Additionally, data warehouses can store all historical data in a centralized, easily accessible place (end-user applications can’t do that due to memory limits and other restrictions).
Data warehousing systems can track changes and give you a complete record of them, including additions and deletions.
3. Data Warehouses Enhance Efficiency
A data warehousing system can boost your team’s efficiency because of the way it stores and retrieves data.
Data warehouses can turn production data, such as those from powerful product analytics tools, from a high-speed data entry model to one that supports high-speed retrieval.
For one, data consistency makes retrieval much quicker for your end users — as mentioned in the example of the formats of dates.
Warehouses can tag and categorize data to help users find their needed information without IT assistance, saving an enormous amount of time and resources.
Data warehouses also optimize your efficiency because of faster data retrieval.
Generating reports directly against operational systems can result in performance issues. However, that won’t be a problem when using data warehouses since they store information separately from the program you use to produce reports.

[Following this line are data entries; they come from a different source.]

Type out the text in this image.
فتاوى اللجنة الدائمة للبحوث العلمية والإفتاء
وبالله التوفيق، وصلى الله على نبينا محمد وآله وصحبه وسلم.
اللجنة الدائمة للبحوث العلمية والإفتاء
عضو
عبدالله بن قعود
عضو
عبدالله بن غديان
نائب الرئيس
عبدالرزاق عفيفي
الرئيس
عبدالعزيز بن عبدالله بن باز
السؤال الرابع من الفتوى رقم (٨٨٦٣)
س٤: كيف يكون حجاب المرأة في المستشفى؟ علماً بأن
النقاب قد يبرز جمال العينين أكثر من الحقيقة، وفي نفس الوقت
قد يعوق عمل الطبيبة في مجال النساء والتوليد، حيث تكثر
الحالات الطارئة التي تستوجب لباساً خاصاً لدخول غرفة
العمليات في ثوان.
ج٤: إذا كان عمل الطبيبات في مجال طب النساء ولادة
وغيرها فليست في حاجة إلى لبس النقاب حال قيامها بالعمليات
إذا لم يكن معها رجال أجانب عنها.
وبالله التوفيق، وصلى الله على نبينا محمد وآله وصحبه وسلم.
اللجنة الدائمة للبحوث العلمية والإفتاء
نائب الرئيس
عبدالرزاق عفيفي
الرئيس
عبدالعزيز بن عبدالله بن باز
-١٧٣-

Additionally, data warehouses streamline historical information searches because the datasets are in one place only with readable formats. This results in quicker report generation.
When picking a warehouse system for your company, though, note that these tools vary in their performance and efficiency — that is, the speed of giving your desired data upon querying it. Caching, ingestion, tuning, etc., are other performance aspects to consider.

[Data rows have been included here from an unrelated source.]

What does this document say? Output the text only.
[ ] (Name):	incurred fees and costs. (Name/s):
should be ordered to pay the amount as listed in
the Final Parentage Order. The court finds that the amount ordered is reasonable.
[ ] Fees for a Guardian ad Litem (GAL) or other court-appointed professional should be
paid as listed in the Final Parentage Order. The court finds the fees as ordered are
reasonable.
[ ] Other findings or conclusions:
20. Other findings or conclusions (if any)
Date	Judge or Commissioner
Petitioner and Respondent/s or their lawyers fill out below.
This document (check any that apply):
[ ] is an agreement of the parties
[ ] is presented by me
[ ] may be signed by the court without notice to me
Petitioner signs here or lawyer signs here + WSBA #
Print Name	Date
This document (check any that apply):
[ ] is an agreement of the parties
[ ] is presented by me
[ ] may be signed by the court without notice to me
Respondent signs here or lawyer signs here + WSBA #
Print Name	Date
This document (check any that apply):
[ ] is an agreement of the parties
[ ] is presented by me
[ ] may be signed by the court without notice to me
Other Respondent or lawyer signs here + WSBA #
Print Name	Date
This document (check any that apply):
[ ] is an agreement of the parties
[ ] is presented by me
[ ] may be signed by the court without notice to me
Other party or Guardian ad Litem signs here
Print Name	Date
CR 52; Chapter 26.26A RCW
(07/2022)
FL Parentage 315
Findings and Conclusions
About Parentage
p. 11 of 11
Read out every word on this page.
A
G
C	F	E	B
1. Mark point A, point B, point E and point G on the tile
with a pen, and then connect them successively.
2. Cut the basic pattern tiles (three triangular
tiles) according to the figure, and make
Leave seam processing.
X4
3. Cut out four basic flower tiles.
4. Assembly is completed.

For instance, if you compare Redshift vs BigQuery, the latter has a cost-based query optimization type, while the former has limited cost-based optimization capacities.
In terms of tuning, BigQuery lets you buy or serve flex slots only, and Redshift has a limited choice of node types.

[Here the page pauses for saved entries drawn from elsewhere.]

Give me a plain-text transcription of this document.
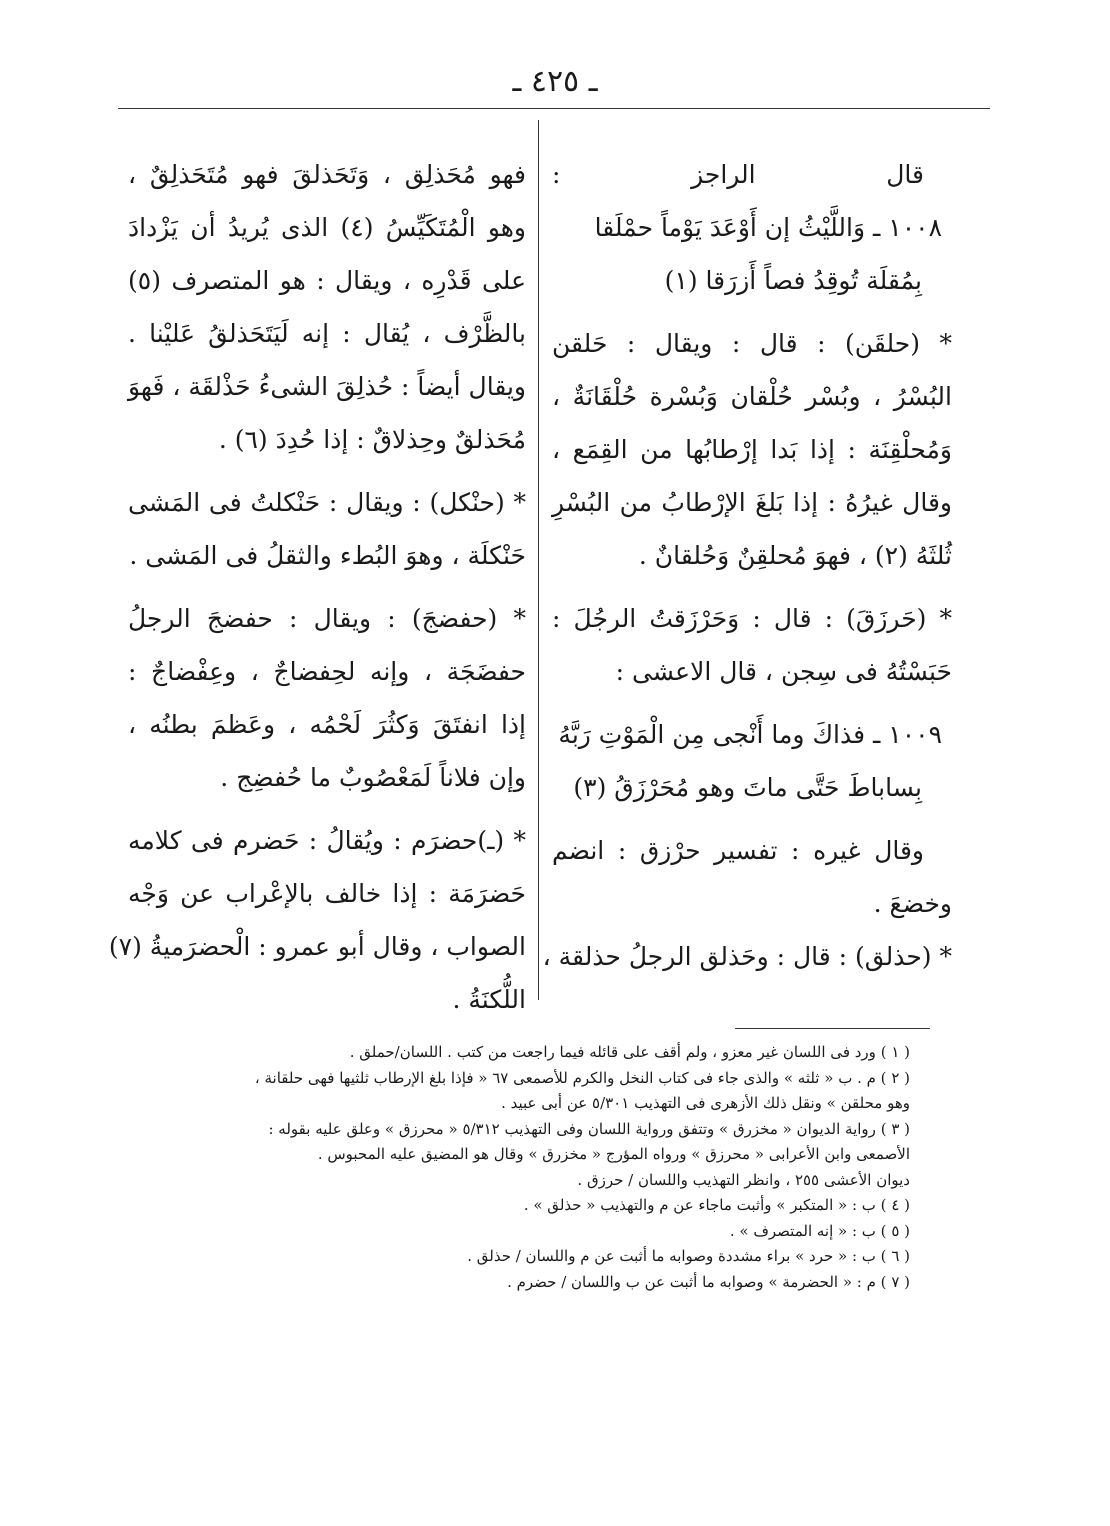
ـ ٤٢٥ ـ
قال الراجز :
١٠٠٨ ـ وَاللَّيْثُ إن أَوْعَدَ يَوْماً حمْلَقا
بِمُقلَة تُوقِدُ فصاً أَزرَقا (١)
* (حلقَن) : قال : ويقال : حَلقن
البُسْرُ ، وبُسْر حُلْقان وَبُسْرة حُلْقَانَةٌ ،
وَمُحلْقِنَة : إذا بَدا إرْطابُها من القِمَع ،
وقال غيرُهُ : إذا بَلغَ الإرْطابُ من البُسْرِ
ثُلثَهُ (٢) ، فهوَ مُحلقِنٌ وَحُلقانٌ .
* (حَرزَقَ) : قال : وَحَرْزَقتُ الرجُلَ :
حَبَسْتُهُ فى سِجن ، قال الاعشى :
١٠٠٩ ـ فذاكَ وما أَنْجى مِن الْمَوْتِ رَبَّهُ
بِساباطَ حَتَّى ماتَ وهو مُحَرْزَقُ (٣)
وقال غيره : تفسير حرْزق : انضم
وخضعَ .
* (حذلق) : قال : وحَذلق الرجلُ حذلقة ،
فهو مُحَذلِق ، وَتَحَذلقَ فهو مُتَحَذلِقٌ ،
وهو الْمُتَكَيِّسُ (٤) الذى يُريدُ أن يَزْدادَ
على قَدْرِه ، ويقال : هو المتصرف (٥)
بالظَّرْف ، يُقال : إنه لَيَتَحَذلقُ عَليْنا .
ويقال أيضاً : حُذلِقَ الشىءُ حَذْلقَة ، فَهوَ
مُحَذلقٌ وحِذلاقٌ : إذا حُدِدَ (٦) .
* (حنْكل) : ويقال : حَنْكلتُ فى المَشى
حَنْكلَة ، وهوَ البُطء والثقلُ فى المَشى .
* (حفضجَ) : ويقال : حفضجَ الرجلُ
حفضَجَة ، وإنه لحِفضاجٌ ، وعِفْضاجٌ :
إذا انفتَقَ وَكثُرَ لَحْمُه ، وعَظمَ بطنُه ،
وإن فلاناً لَمَعْصُوبٌ ما حُفضِج .
* (ـ)حضرَم : ويُقالُ : حَضرم فى كلامه
حَضرَمَة : إذا خالف بالإعْراب عن وَجْه
الصواب ، وقال أبو عمرو : الْحضرَميةُ (٧)
اللُّكنَةُ .
( ١ ) ورد فى اللسان غير معزو ، ولم أقف على قائله فيما راجعت من كتب . اللسان/حملق .
( ٢ ) م . ب « ثلثه » والذى جاء فى كتاب النخل والكرم للأصمعى ٦٧ « فإذا بلغ الإرطاب ثلثيها فهى حلقانة ،
وهو محلقن » ونقل ذلك الأزهرى فى التهذيب ٥/٣٠١ عن أبى عبيد .
( ٣ ) رواية الديوان « مخزرق » وتتفق ورواية اللسان وفى التهذيب ٥/٣١٢ « محرزق » وعلق عليه بقوله :
الأصمعى وابن الأعرابى « محرزق » ورواه المؤرج « مخزرق » وقال هو المضيق عليه المحبوس .
ديوان الأعشى ٢٥٥ ، وانظر التهذيب واللسان / حرزق .
( ٤ ) ب : « المتكبر » وأثبت ماجاء عن م والتهذيب « حذلق » .
( ٥ ) ب : « إنه المتصرف » .
( ٦ ) ب : « حرد » براء مشددة وصوابه ما أثبت عن م واللسان / حذلق .
( ٧ ) م : « الحضرمة » وصوابه ما أثبت عن ب واللسان / حضرم .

List your business requirements and your ideal warehouse platform’s features and capabilities. Doing so guides you in choosing the best system for your company.
4. Data Warehouses Drill Down and Obtain Additional Insights
Data warehousing systems sit between your BI solution and your company-used source applications.
Although warehouses exist to keep massive data volumes in a consolidated location, they also clean and classify data properly.
Setting up data warehouses creates an ideal opportunity to absorb some of your data, i.e., develop metadata for further insight.
These metadata enable you to drill down into details about your data and, in turn, help users glean additional insights or uncover hidden ones.
That is where the “magic” happens: seemingly unrelated information, once merged, reveals business trends crucial for decision making, such as optimizing your resources to purchase articles online for your marketing initiatives.
You can liken metadata to DNA, serving as the genetic makeup of your datasets. Without metadata or your data warehouse, you can’t perform data mining and obtain valuable information.
5. Data Warehouses Increase Information Security
Using data warehouses empowers you to transmit and keep data in one location, which often lives on its server.
That means four sources back your data:
# The original source
# Its backup
# Your data warehousing system, and
# The backup for the warehouse.
A data warehousing system also simplifies sharing particular files with specific users and restricting access. You can control your provision of information only to people with relevant assignments, plus the actions that they can do with it.
By enabling you to do those things, data warehouses help you protect your business data and strengthen your cybersecurity.
Invest in High-Quality Data Warehouses Now
Include data warehouses in your data management arsenal to get maximum value from your collected and stored information. Doing so can help you learn how to apply game-changing insights for customer engagement, stronger competitive edge, etc.
So, start looking for the best warehouse platform that matches your business requirements, and invest in one as soon as possible. You won’t regret it.